本发明实施例提供一种基于概率分布的工作流资源配置优化方法和系统,通过本发明的方案,可以获取包含工作流的所有可能路径的路径集合;通过剪枝算法将路径集合中运行时间不满足预设条件的路径删除得到路径优化集合, 在路径优化集合中存在长度相同的路径时,对路径优化集合中各条长度相同的路径上位于同一位置的工作流节点进行合并,得到至少一条合并路径,将合并路径以及路径优化集合中未参与合并的路径作为待比较路径;在路径优化集合中不存在长度相同的路径时,则将路径优化集合中的所有路径均作为待比较路径;相对于现有技术中采用蒙特卡洛算法需要对所有的路径都计算的特点,本发明实施例中通过剪枝减少了后续处理过程中涉及的路径,在一定程度上降低了计算的复杂度和资源的消耗,在剪枝和合并之后,当待比较路径有至少两条,且对路径集合的配置存在至少两种时,对每种配置下的各条待比较路径分别进行运行时间概率分布的计算,基于相同配置下各待比较路径的所述运行时间概率分布确定各配置下所述路径集合的最大运行时间概率分布;基于至少两种配置的各配置下的所述最大运行时间概率分布确定对路径集合的最优配置,在剪枝和合并的基础上,待比较路径的数量得到了降低,且在确定最优配置的过程中可以重复利用每条待比较路径的运行时间概率分布,降低计算复杂度以及开销,当待比较路径只有一条,且对该条待比较路径存在至少两种配置时;本实施例基于按照第一预设比较方式确定两个配置中对所述路径集合的最优配置的原理,得到所述至少两种配置中对所述路径集合的最优配置;该第一预设比较方式包括:确定两种配置下待比较路径上分布的配置不同的工作流节点作为待比较工作流节点,计算两种配置下待比较工作流节点的运行时间概率分布,基于两种配置下待比较工作流节点的运行时间概率分布确定在两种配置中对待比较路径的最优配置,通过对上述预设比较方式的记载可以得到当待比较路径只有一条时,本发明实施例实际上只对两种配置下的部分路径进行了运行时间概率分布的比较(即部分比较),采用这种部分比较的方式极大地降低了比较的数据量,降低了运算复杂度,降低了消耗,提升了本发明实施例的实用性。
附图说明
为了更清楚地说明本发明实施例或现有技术中的技术方案,下面将对实施例或现有技术描述中所需要使用的附图作简单地介绍,显而易见地,下面描述中的附图仅仅是本发明的一些实施例,对于本领域技术人员来讲,在不付出创造性劳动的前提下,还可以根据这些附图获得其他的附图。

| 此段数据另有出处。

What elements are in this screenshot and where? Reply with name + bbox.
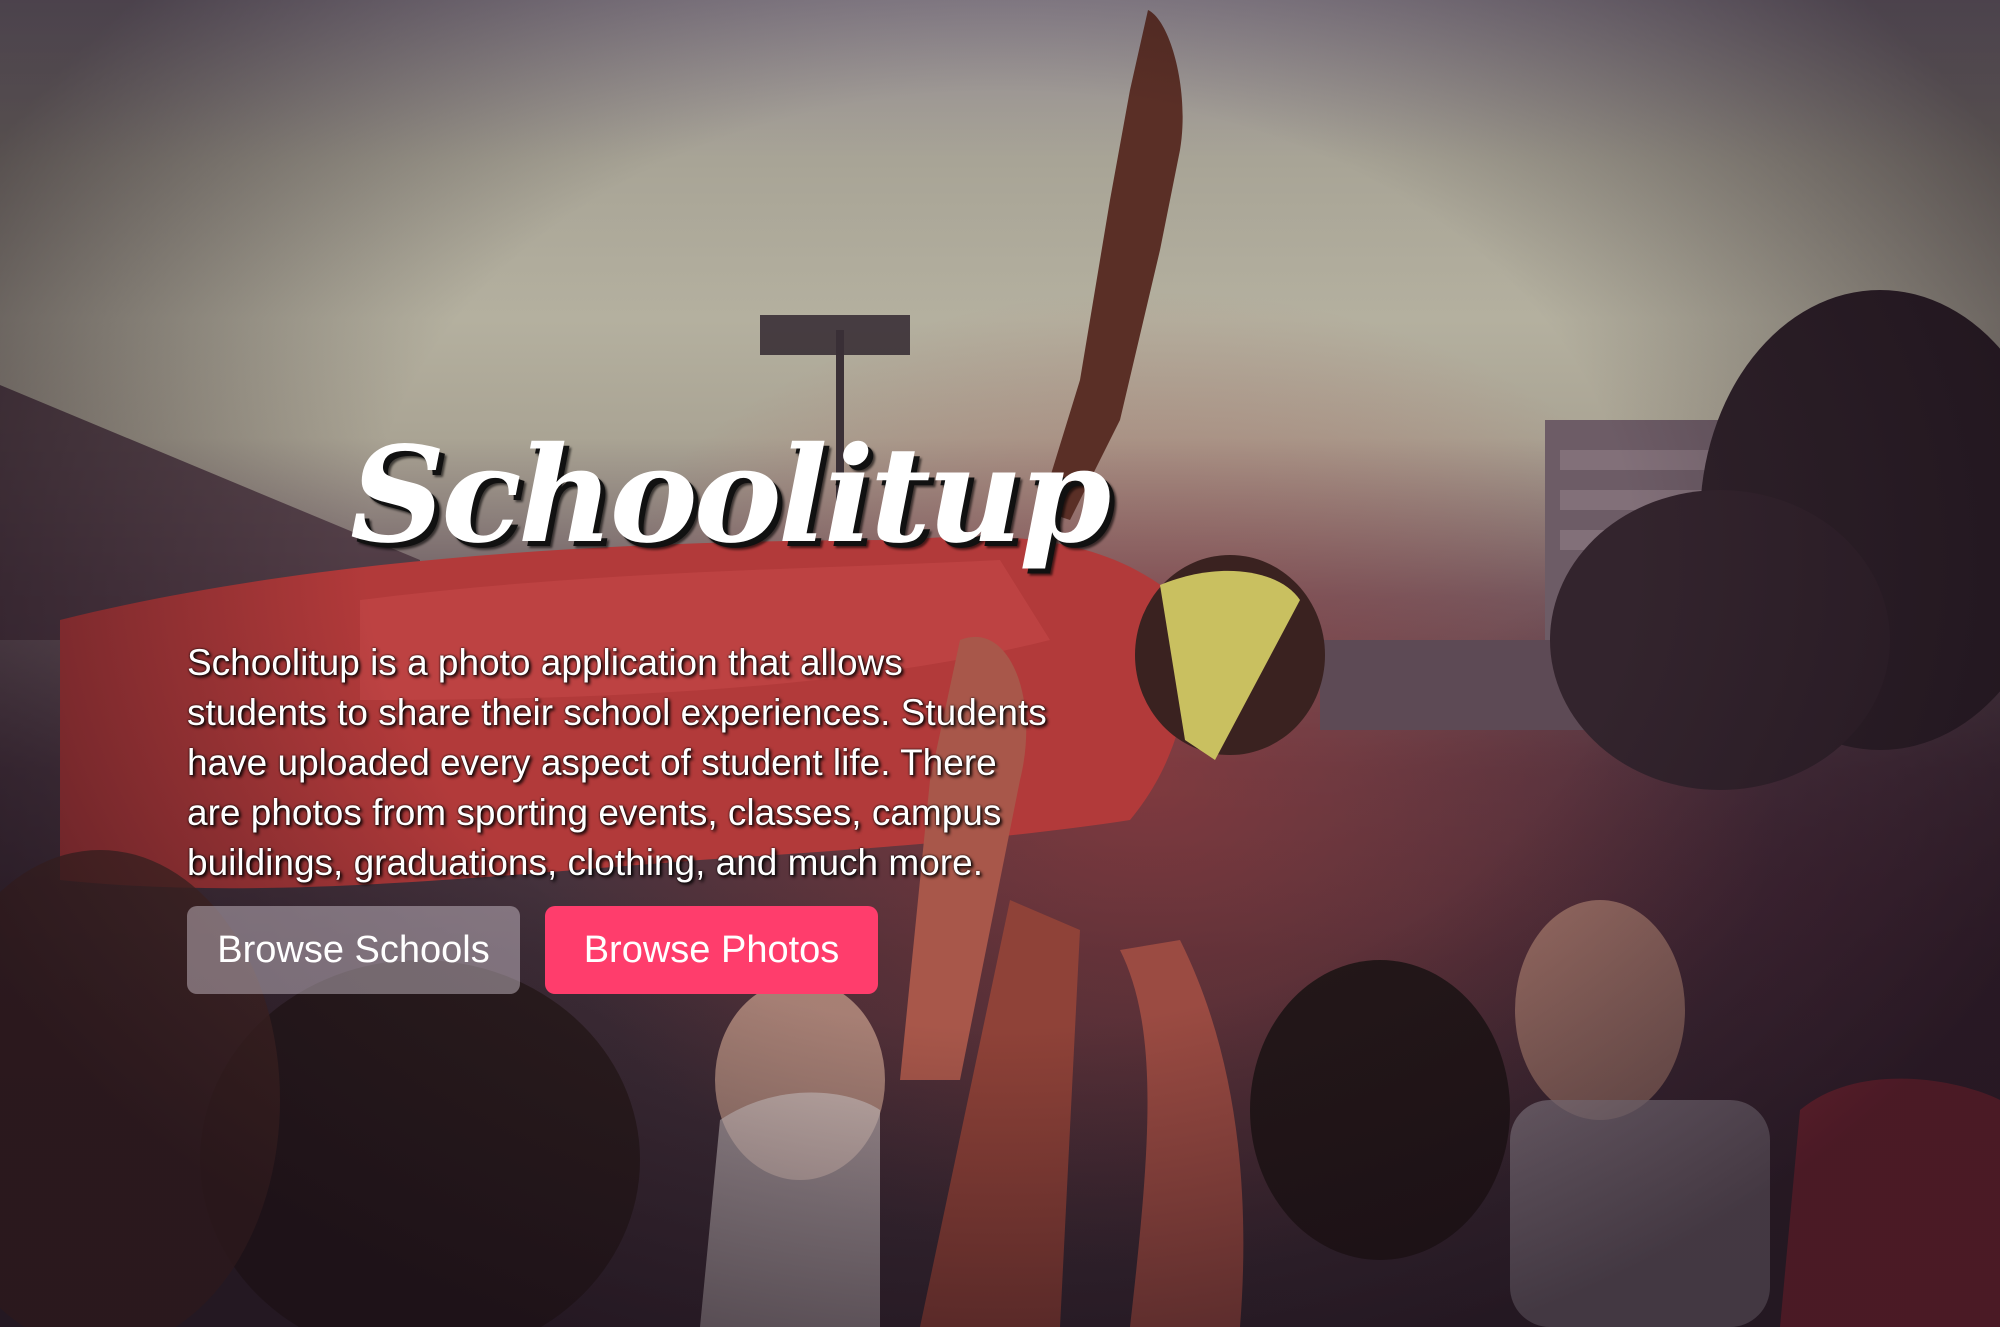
browse-schools-button[interactable]: Browse Schools: [187, 906, 520, 994]
app-logo: Schoolitup: [350, 418, 1111, 573]
browse-photos-button[interactable]: Browse Photos: [545, 906, 878, 994]
hero-actions: Browse Schools Browse Photos: [187, 906, 878, 994]
hero-section: Schoolitup Schoolitup is a photo applica…: [0, 0, 2000, 1327]
app-description: Schoolitup is a photo application that a…: [187, 642, 1047, 883]
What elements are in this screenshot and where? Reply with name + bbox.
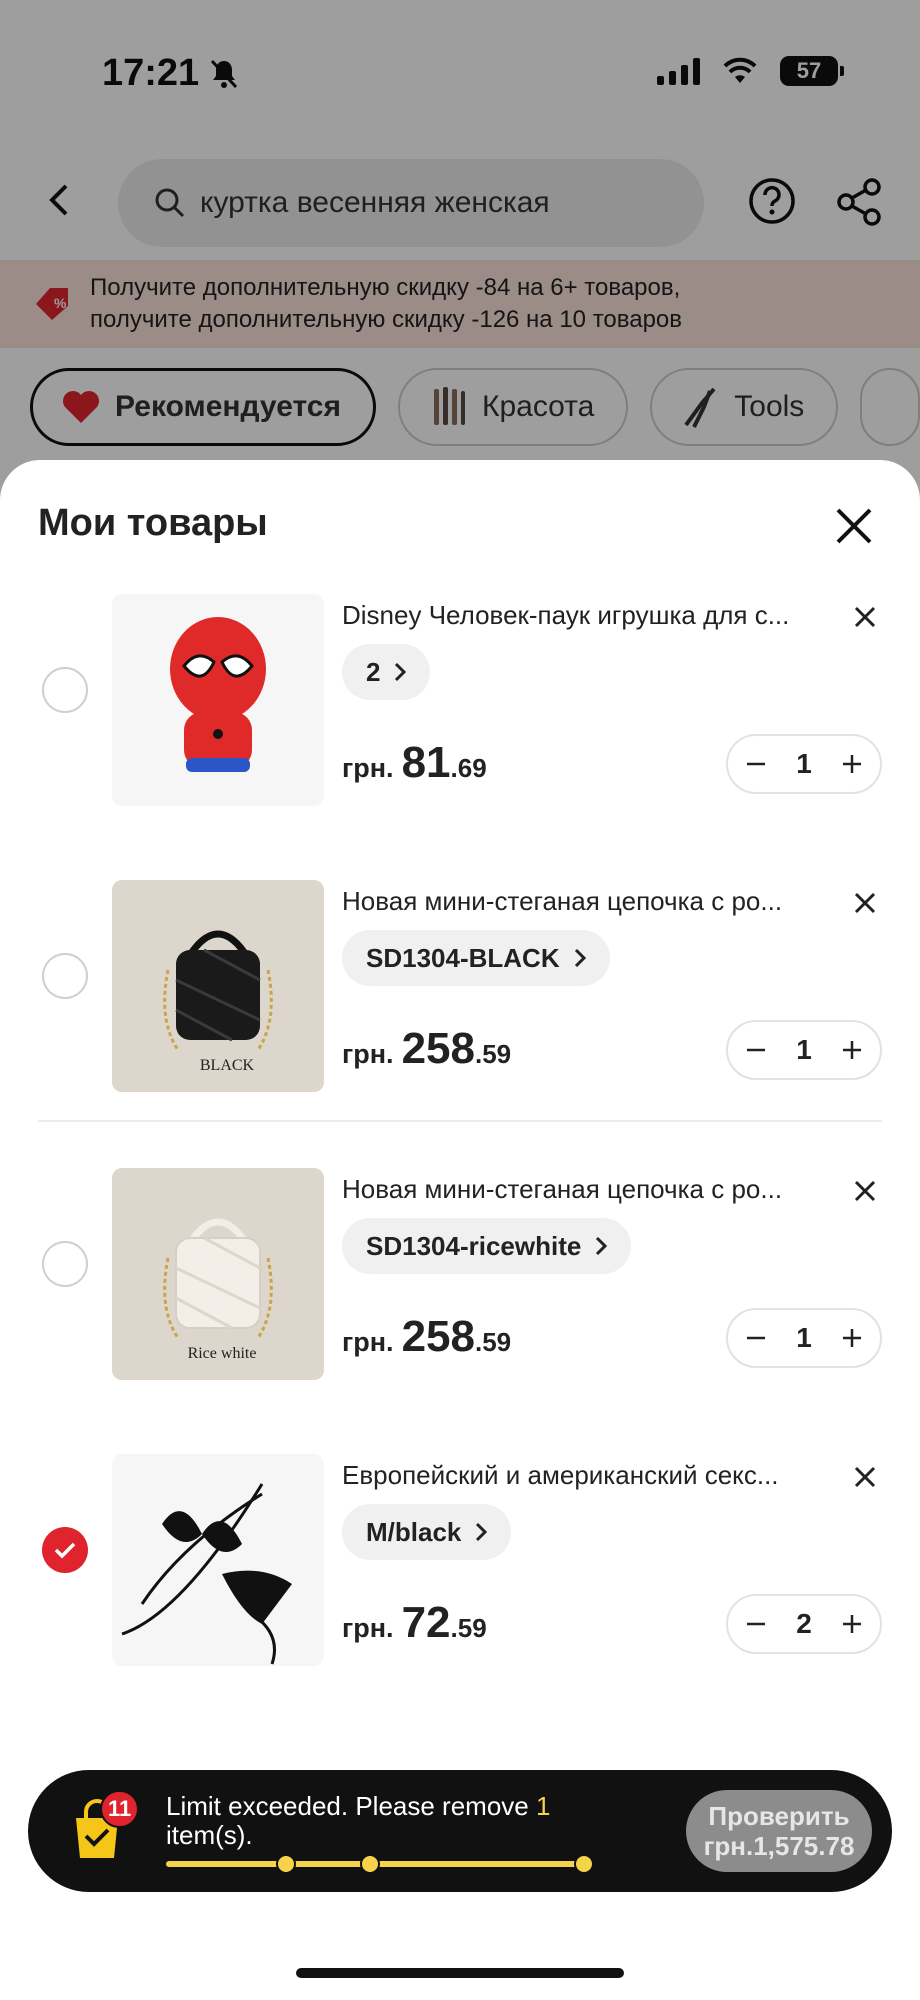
progress-checkpoint [276, 1854, 296, 1874]
remove-item-icon[interactable] [852, 1178, 878, 1204]
quantity-stepper: 2 [726, 1594, 882, 1654]
cart-item: Rice white Новая мини-стеганая цепочка с… [0, 1164, 920, 1394]
product-image-spiderman[interactable] [112, 594, 324, 806]
item-select-checkbox[interactable] [42, 1527, 88, 1573]
white-bag-image: Rice white [163, 1218, 273, 1362]
remove-item-icon[interactable] [852, 890, 878, 916]
limit-progress [166, 1854, 594, 1874]
item-price: грн. 258 .59 [342, 1312, 511, 1362]
image-caption: Rice white [188, 1345, 257, 1362]
black-bag-image: BLACK [163, 930, 273, 1074]
close-icon[interactable] [832, 504, 876, 548]
sheet-title: Мои товары [38, 502, 268, 544]
price-integer: 258 [401, 1312, 475, 1361]
remove-item-icon[interactable] [852, 604, 878, 630]
variant-label: 2 [366, 656, 381, 687]
variant-label: SD1304-BLACK [366, 942, 560, 973]
item-price: грн. 72 .59 [342, 1598, 487, 1648]
checkmark-icon [54, 1542, 76, 1559]
quantity-stepper: 1 [726, 1020, 882, 1080]
item-title[interactable]: Европейский и американский секс... [342, 1460, 836, 1491]
quantity-stepper: 1 [726, 734, 882, 794]
minus-icon[interactable] [744, 752, 768, 776]
my-items-sheet: Мои товары Disney Человек-паук игрушка д… [0, 460, 920, 2000]
limit-highlight: 1 [535, 1791, 551, 1821]
limit-text-after: item(s). [166, 1820, 253, 1850]
product-image-white-bag[interactable]: Rice white [112, 1168, 324, 1380]
remove-item-icon[interactable] [852, 1464, 878, 1490]
quantity-stepper: 1 [726, 1308, 882, 1368]
cart-item: Disney Человек-паук игрушка для с... 2 г… [0, 590, 920, 820]
progress-checkpoint [360, 1854, 380, 1874]
item-select-checkbox[interactable] [42, 667, 88, 713]
chevron-right-icon [574, 948, 586, 968]
product-image-swimsuit[interactable] [112, 1454, 324, 1666]
item-select-checkbox[interactable] [42, 1241, 88, 1287]
quantity-value: 2 [796, 1608, 812, 1639]
minus-icon[interactable] [744, 1326, 768, 1350]
progress-track [166, 1861, 594, 1867]
plus-icon[interactable] [840, 752, 864, 776]
progress-checkpoint [574, 1854, 594, 1874]
price-fraction: .69 [450, 753, 487, 783]
variant-label: M/black [366, 1516, 462, 1547]
quantity-value: 1 [796, 1322, 812, 1353]
price-fraction: .59 [474, 1327, 512, 1357]
minus-icon[interactable] [744, 1612, 768, 1636]
price-integer: 72 [401, 1598, 451, 1647]
quantity-value: 1 [796, 1034, 812, 1065]
cart-count-badge: 11 [100, 1790, 140, 1828]
quantity-value: 1 [796, 748, 812, 779]
minus-icon[interactable] [744, 1038, 768, 1062]
checkout-label: Проверить [708, 1801, 850, 1831]
cart-item: BLACK Новая мини-стеганая цепочка с ро..… [0, 876, 920, 1106]
price-currency: грн. [342, 753, 394, 783]
cart-item: Европейский и американский секс... M/bla… [0, 1450, 920, 1680]
image-caption: BLACK [200, 1057, 255, 1074]
plus-icon[interactable] [840, 1612, 864, 1636]
item-title[interactable]: Новая мини-стеганая цепочка с ро... [342, 886, 836, 917]
item-price: грн. 81 .69 [342, 738, 487, 788]
limit-exceeded-bar: 11 Limit exceeded. Please remove 1 item(… [28, 1770, 892, 1892]
checkout-button[interactable]: Проверить грн.1,575.78 [686, 1790, 872, 1872]
swimsuit-image [121, 1483, 292, 1665]
section-divider [38, 1120, 882, 1122]
price-currency: грн. [342, 1039, 394, 1069]
limit-message: Limit exceeded. Please remove 1 item(s). [166, 1792, 596, 1850]
price-integer: 81 [401, 738, 451, 787]
home-indicator[interactable] [296, 1968, 624, 1978]
product-image-black-bag[interactable]: BLACK [112, 880, 324, 1092]
price-integer: 258 [401, 1024, 475, 1073]
checkout-total: грн.1,575.78 [703, 1831, 855, 1861]
chevron-right-icon [476, 1522, 488, 1542]
item-select-checkbox[interactable] [42, 953, 88, 999]
variant-selector[interactable]: SD1304-BLACK [342, 930, 610, 986]
price-currency: грн. [342, 1613, 394, 1643]
price-fraction: .59 [474, 1039, 512, 1069]
price-fraction: .59 [450, 1613, 487, 1643]
chevron-right-icon [395, 662, 407, 682]
plus-icon[interactable] [840, 1326, 864, 1350]
spiderman-toy-image [170, 617, 266, 772]
item-title[interactable]: Новая мини-стеганая цепочка с ро... [342, 1174, 836, 1205]
chevron-right-icon [596, 1236, 608, 1256]
plus-icon[interactable] [840, 1038, 864, 1062]
price-currency: грн. [342, 1327, 394, 1357]
limit-text-before: Limit exceeded. Please remove [166, 1791, 536, 1821]
variant-selector[interactable]: M/black [342, 1504, 512, 1560]
variant-selector[interactable]: 2 [342, 644, 431, 700]
item-price: грн. 258 .59 [342, 1024, 511, 1074]
variant-selector[interactable]: SD1304-ricewhite [342, 1218, 632, 1274]
item-title[interactable]: Disney Человек-паук игрушка для с... [342, 600, 836, 631]
variant-label: SD1304-ricewhite [366, 1230, 582, 1261]
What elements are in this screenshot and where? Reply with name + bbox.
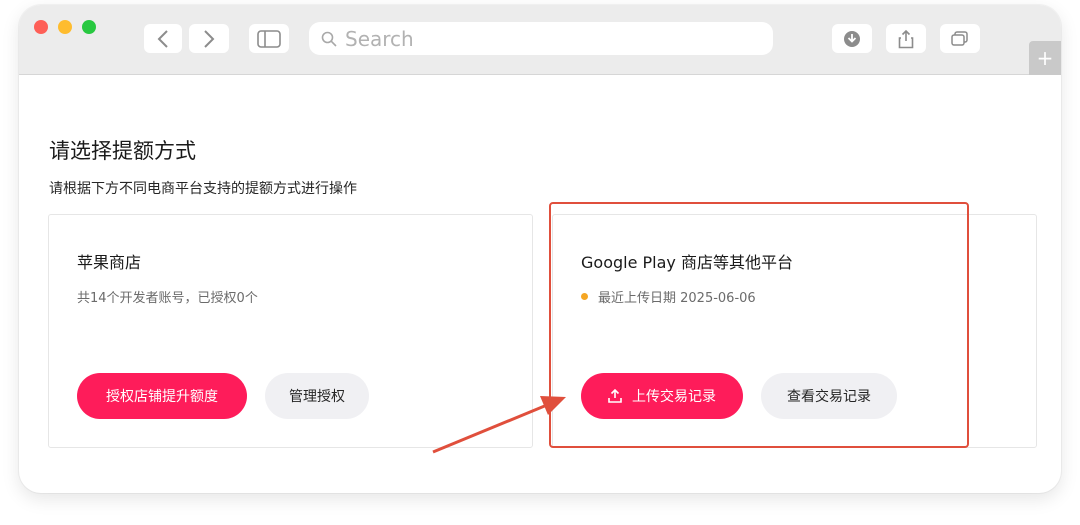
manage-authorization-button[interactable]: 管理授权 — [265, 373, 369, 419]
upload-icon — [608, 389, 622, 403]
page-subtitle: 请根据下方不同电商平台支持的提额方式进行操作 — [49, 181, 357, 197]
maximize-window-button[interactable] — [82, 20, 96, 34]
back-button[interactable] — [144, 24, 182, 53]
close-window-button[interactable] — [34, 20, 48, 34]
view-transactions-button[interactable]: 查看交易记录 — [761, 373, 897, 419]
apple-store-card: 苹果商店 共14个开发者账号，已授权0个 授权店铺提升额度 管理授权 — [48, 214, 533, 448]
tab-overview-button[interactable] — [940, 24, 980, 53]
forward-button[interactable] — [189, 24, 229, 53]
download-icon — [844, 30, 860, 47]
minimize-window-button[interactable] — [58, 20, 72, 34]
page-title: 请选择提额方式 — [49, 139, 196, 163]
last-upload-date: 最近上传日期 2025-06-06 — [598, 291, 756, 306]
sidebar-icon — [257, 29, 281, 48]
browser-toolbar: + — [19, 5, 1061, 75]
upload-transactions-label: 上传交易记录 — [632, 389, 716, 405]
authorize-store-button[interactable]: 授权店铺提升额度 — [77, 373, 247, 419]
download-button[interactable] — [832, 24, 872, 53]
sidebar-toggle-button[interactable] — [249, 24, 289, 53]
card-title: 苹果商店 — [77, 253, 142, 272]
chevron-left-icon — [157, 29, 168, 48]
plus-icon: + — [1036, 46, 1054, 70]
card-title: Google Play 商店等其他平台 — [581, 253, 793, 272]
card-description: 最近上传日期 2025-06-06 — [581, 287, 756, 306]
search-input[interactable] — [345, 26, 745, 51]
address-bar[interactable] — [309, 22, 773, 55]
new-tab-button[interactable]: + — [1029, 41, 1061, 75]
card-description: 共14个开发者账号，已授权0个 — [77, 287, 258, 306]
google-play-card: Google Play 商店等其他平台 最近上传日期 2025-06-06 上传… — [552, 214, 1037, 448]
upload-transactions-button[interactable]: 上传交易记录 — [581, 373, 743, 419]
tabs-icon — [951, 30, 968, 46]
status-dot — [581, 293, 588, 300]
share-icon — [898, 29, 914, 48]
browser-window: + 请选择提额方式 请根据下方不同电商平台支持的提额方式进行操作 苹果商店 共1… — [19, 5, 1061, 493]
chevron-right-icon — [204, 29, 215, 48]
search-icon — [321, 31, 337, 47]
developer-account-summary: 共14个开发者账号，已授权0个 — [77, 291, 258, 306]
share-button[interactable] — [886, 24, 926, 53]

图1为本发明实施例中基于概率分布的工作流资源配置优化方法的流程示意图;
图2为本发明实施例中工作流W的所有可能路径的示意图;
图3为对图2中的工作流W的路径进行剪枝和合并操作的示意图;
图4为本发明实施例中基于概率分布的工作流资源配置优化系统的结构示意图。
具体实施方式
为使得本发明的发明目的、特征、优点能够更加的明显和易懂,下面将结合本发明实施例中的附图,对本发明实施例中的技术方案进行清楚、完整地描述,显然,所描述的实施例仅仅是本发明一部分实施例,而非全部实施例。基于本发明中的实施例,本领域技术人员在没有做出创造性劳动前提下所获得的所有其他实施例,都属于本发明保护的范围。
现有技术中,对工作流资源进行配置的方法存在计算复杂或消耗巨大的问题,为了解决这些技术问题,本发明提出一种基于概率分布的工作流资源配置优化方法,在该优化方法中,通过剪枝算法减少了在工作流资源配置中涉及计算的路径的数量,在一定程度上降低了计算复杂度和资源消耗;又基于对两种配置下的路径的工作流节点进行部分比较得到两种配置中的最优配置的方案,大大降低了比较过程中涉及的数据计算,有效降低了计算复杂度和消耗。
请参阅图1,图1为本发明第一实施例中基于概率分布的工作流资源配置优化方法的流程示意图,该方法包括:
步骤101、获取包含工作流的所有可能路径的路径集合;
本实施例中,工作流的路径由完成工作流所需执行的工作流节点构成,每个工作流节点代表工作流上的一个任务,一个工作流的路径可能不止一个。参见本实施例的图2和图3,图2为工作流W的所有可能路径的示意图。图3示为对工作流W的路径集合S中的路径进行剪枝和合并操作的示意图。如图2和图3所示,工作流W的路径集合S包含的所有可能路径有48条。
步骤102、通过剪枝算法将路径集合中运行时间不满足预设条件的路径删除,得到路径优化集合;其中,路径优化集合中的路径的长度相同;
根据图2可以知晓路径集合S中每条路径上的工作流节点的数量和各个工作流节点的任务不一定相同,有些路径的运行时间明显会短于其它路径,为了确定对工作流的路径的更优配置,需要比较各个配置下的路径集合的运行时间概率分布,而运行时间明显更短的路径参与比较的意义不大。所以,为了降低工作流资源配置过程的消耗,本实施例基于剪枝算法对路径集合进行了优化了,降低了路径集合中的路径数量。其中,确定被删除路径的一个标准是路径的运行时间不满足预设条件,该预设条件包括但不限于一路径的运行时间明显低于集合中的其它路径的运行时间。例如在图2中的集合S中,若路径P 1:0-4-10-11-12-16-17-18-19的运行时间明显低于路径集合S中其它的某条路径的运行时间,则该路径P 1是需要被删除的路径。将路径集合S中运行时间不满足预设条件的路径删除后,剩余的路径即组合为路径优化集合。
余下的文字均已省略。